Short-Term Dynamic Radar Quantitative Precipitation Estimation Based on Wavelet Transform and Support Vector Machine


  • Currently, Doppler weather radar in China is generally used for quantitative precipitation estimation (QPE) based on the ZR relationship. However, the estimation error for mixed precipitation is very large. In order to improve the accuracy of radar QPE, we propose a dynamic radar QPE algorithm with a 6-min interval that uses the reflectivity data of Doppler radar Z9002 in the Shanghai Qingpu District and the precipitation data at automatic weather stations (AWSs) in East China. Considering the time dependence and abrupt changes of precipitation, the data during the previous 30-min period were selected as the training data. To reduce the complexity of radar QPE, we transformed the weather data into the wavelet domain by means of the stationary wavelet transform (SWT) in order to extract high and low-frequency reflectivity and precipitation information. Using the wavelet coefficients, we constructed a support vector machine (SVM) at all scales to estimate the wavelet coefficient of precipitation.

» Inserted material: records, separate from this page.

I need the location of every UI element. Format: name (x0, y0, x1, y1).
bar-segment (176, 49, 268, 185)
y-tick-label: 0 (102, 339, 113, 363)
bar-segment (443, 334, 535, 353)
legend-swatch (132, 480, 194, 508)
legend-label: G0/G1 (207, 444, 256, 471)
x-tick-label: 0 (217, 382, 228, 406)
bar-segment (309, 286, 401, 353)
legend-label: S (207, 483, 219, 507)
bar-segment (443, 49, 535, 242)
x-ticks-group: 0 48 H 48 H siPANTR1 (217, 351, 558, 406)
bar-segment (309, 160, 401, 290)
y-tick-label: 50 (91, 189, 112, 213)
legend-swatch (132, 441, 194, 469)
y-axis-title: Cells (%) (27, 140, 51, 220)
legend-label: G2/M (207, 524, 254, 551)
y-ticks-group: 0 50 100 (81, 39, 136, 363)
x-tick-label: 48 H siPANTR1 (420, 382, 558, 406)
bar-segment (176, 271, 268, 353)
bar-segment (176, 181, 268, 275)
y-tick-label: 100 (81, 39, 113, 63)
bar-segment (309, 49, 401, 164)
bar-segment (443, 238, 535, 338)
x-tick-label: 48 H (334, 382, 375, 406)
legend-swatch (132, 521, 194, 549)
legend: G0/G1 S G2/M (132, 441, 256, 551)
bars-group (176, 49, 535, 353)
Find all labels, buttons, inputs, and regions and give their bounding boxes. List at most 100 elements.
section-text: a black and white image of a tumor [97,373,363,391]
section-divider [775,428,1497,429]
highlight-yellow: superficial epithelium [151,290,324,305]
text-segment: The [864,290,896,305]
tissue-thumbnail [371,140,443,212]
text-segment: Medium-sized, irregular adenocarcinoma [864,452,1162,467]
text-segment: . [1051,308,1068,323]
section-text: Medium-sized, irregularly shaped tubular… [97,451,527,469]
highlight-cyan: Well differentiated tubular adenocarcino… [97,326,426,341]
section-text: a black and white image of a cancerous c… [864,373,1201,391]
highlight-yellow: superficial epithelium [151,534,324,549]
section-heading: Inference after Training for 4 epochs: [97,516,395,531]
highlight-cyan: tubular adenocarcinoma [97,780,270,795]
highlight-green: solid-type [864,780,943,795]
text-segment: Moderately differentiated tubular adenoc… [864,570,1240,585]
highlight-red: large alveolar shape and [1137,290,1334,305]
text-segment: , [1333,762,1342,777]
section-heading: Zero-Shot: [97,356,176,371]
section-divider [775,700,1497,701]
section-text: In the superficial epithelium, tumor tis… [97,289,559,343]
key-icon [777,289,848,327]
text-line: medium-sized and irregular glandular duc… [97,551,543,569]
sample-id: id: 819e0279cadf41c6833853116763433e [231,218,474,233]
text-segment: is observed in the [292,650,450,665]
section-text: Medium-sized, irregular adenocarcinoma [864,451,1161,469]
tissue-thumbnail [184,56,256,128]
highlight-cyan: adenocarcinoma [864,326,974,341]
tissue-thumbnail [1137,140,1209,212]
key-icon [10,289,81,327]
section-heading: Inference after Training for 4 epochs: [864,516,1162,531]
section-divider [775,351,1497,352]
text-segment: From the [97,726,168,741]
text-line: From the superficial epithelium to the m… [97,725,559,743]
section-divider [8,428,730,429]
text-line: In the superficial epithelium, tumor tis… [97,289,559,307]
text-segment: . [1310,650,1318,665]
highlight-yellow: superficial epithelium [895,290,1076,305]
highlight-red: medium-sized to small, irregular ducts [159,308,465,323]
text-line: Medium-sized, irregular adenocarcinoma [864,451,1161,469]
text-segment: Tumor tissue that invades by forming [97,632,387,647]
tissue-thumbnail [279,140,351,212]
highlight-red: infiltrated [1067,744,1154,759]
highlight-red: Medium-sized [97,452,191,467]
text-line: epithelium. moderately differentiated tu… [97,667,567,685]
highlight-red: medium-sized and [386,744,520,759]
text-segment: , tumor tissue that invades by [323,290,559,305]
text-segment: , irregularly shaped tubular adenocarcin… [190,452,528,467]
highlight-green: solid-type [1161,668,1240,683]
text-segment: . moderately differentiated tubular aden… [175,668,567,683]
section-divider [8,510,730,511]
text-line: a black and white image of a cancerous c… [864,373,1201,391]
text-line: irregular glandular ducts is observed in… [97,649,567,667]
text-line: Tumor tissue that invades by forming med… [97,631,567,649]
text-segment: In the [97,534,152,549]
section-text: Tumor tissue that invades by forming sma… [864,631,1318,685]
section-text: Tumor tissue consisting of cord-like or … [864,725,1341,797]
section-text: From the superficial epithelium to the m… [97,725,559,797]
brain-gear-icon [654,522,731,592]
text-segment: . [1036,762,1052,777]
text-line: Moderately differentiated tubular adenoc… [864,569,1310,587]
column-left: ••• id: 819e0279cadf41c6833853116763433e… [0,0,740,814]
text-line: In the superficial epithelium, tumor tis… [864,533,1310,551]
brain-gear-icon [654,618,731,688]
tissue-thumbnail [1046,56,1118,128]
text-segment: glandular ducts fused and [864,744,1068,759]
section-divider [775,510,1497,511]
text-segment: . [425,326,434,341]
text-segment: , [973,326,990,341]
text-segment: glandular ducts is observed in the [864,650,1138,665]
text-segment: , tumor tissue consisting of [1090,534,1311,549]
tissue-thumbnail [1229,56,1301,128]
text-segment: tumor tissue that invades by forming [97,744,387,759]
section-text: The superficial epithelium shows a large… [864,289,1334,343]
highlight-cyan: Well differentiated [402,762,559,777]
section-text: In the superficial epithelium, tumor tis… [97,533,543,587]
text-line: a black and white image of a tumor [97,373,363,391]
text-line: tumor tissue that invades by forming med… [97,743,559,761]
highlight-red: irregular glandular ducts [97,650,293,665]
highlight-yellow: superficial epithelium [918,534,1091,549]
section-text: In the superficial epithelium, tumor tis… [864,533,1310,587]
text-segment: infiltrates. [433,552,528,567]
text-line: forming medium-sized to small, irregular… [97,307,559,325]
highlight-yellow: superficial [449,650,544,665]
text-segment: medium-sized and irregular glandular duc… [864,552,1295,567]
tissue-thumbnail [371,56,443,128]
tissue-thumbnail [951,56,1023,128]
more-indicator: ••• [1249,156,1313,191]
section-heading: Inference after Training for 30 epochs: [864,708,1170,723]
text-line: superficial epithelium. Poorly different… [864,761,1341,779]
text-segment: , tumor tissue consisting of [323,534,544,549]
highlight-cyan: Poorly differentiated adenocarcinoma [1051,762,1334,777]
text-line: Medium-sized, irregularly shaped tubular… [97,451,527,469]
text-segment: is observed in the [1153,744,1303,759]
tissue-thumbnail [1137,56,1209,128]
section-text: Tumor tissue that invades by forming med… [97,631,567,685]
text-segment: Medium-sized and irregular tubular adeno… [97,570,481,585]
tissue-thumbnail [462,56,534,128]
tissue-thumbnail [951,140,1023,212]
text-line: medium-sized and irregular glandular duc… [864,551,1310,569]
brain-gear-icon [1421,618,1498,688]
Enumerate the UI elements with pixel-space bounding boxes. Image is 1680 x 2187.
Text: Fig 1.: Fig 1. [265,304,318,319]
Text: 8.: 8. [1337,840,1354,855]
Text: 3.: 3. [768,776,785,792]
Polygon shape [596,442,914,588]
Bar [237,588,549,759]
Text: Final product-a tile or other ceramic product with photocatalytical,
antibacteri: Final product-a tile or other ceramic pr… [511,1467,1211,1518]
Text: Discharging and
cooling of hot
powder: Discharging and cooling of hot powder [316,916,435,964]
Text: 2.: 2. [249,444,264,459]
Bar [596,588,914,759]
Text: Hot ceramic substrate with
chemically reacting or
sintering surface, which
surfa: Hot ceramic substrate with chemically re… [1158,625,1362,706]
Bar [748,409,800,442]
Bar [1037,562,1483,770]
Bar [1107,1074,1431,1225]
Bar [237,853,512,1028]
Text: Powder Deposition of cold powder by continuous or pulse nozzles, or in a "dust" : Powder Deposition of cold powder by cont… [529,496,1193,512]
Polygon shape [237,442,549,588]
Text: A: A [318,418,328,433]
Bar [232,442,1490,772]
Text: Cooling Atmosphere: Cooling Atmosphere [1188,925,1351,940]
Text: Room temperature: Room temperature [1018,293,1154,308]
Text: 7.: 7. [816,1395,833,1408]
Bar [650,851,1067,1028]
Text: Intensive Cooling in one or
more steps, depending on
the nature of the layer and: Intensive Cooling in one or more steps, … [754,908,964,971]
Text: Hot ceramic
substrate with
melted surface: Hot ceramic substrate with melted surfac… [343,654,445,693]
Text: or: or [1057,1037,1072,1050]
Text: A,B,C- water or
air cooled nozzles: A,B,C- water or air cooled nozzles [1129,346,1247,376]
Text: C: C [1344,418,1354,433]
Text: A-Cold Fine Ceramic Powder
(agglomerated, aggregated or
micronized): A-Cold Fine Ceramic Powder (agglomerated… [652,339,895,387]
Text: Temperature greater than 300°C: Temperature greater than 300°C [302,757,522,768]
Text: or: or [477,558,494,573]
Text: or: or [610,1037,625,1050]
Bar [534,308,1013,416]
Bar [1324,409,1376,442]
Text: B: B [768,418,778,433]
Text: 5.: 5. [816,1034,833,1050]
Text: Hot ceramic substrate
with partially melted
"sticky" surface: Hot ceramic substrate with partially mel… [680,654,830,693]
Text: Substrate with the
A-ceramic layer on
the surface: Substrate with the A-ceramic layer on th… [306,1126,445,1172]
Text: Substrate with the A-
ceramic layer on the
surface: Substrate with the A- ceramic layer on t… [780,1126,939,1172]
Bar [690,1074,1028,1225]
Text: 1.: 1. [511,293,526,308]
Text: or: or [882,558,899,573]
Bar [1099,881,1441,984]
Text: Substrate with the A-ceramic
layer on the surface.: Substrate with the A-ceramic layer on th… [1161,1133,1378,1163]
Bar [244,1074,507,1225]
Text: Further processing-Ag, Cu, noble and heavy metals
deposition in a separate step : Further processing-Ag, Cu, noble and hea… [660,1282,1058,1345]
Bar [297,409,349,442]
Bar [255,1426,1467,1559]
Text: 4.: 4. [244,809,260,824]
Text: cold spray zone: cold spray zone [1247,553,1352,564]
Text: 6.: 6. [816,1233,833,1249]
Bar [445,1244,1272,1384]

Ultimately, via inverse wavelet transformation, we obtained the estimated rainfall. By comparing the results of the proposed method (SWT-SVM) with those of Z = 300 × R1.4, linear regression (LR), and SVM, we determined that the root mean square error (RMSE) of the SWT-SVM method was 0.54 mm per 6 min and the average Threat Score (TS) could exceed 40% with the exception of the downpour category, thus remaining at a high level. Generally speaking, the SWT-SVM method can effectively improve the accuracy of radar QPE and provide an auxiliary reference for actual meteorological operational forecasting.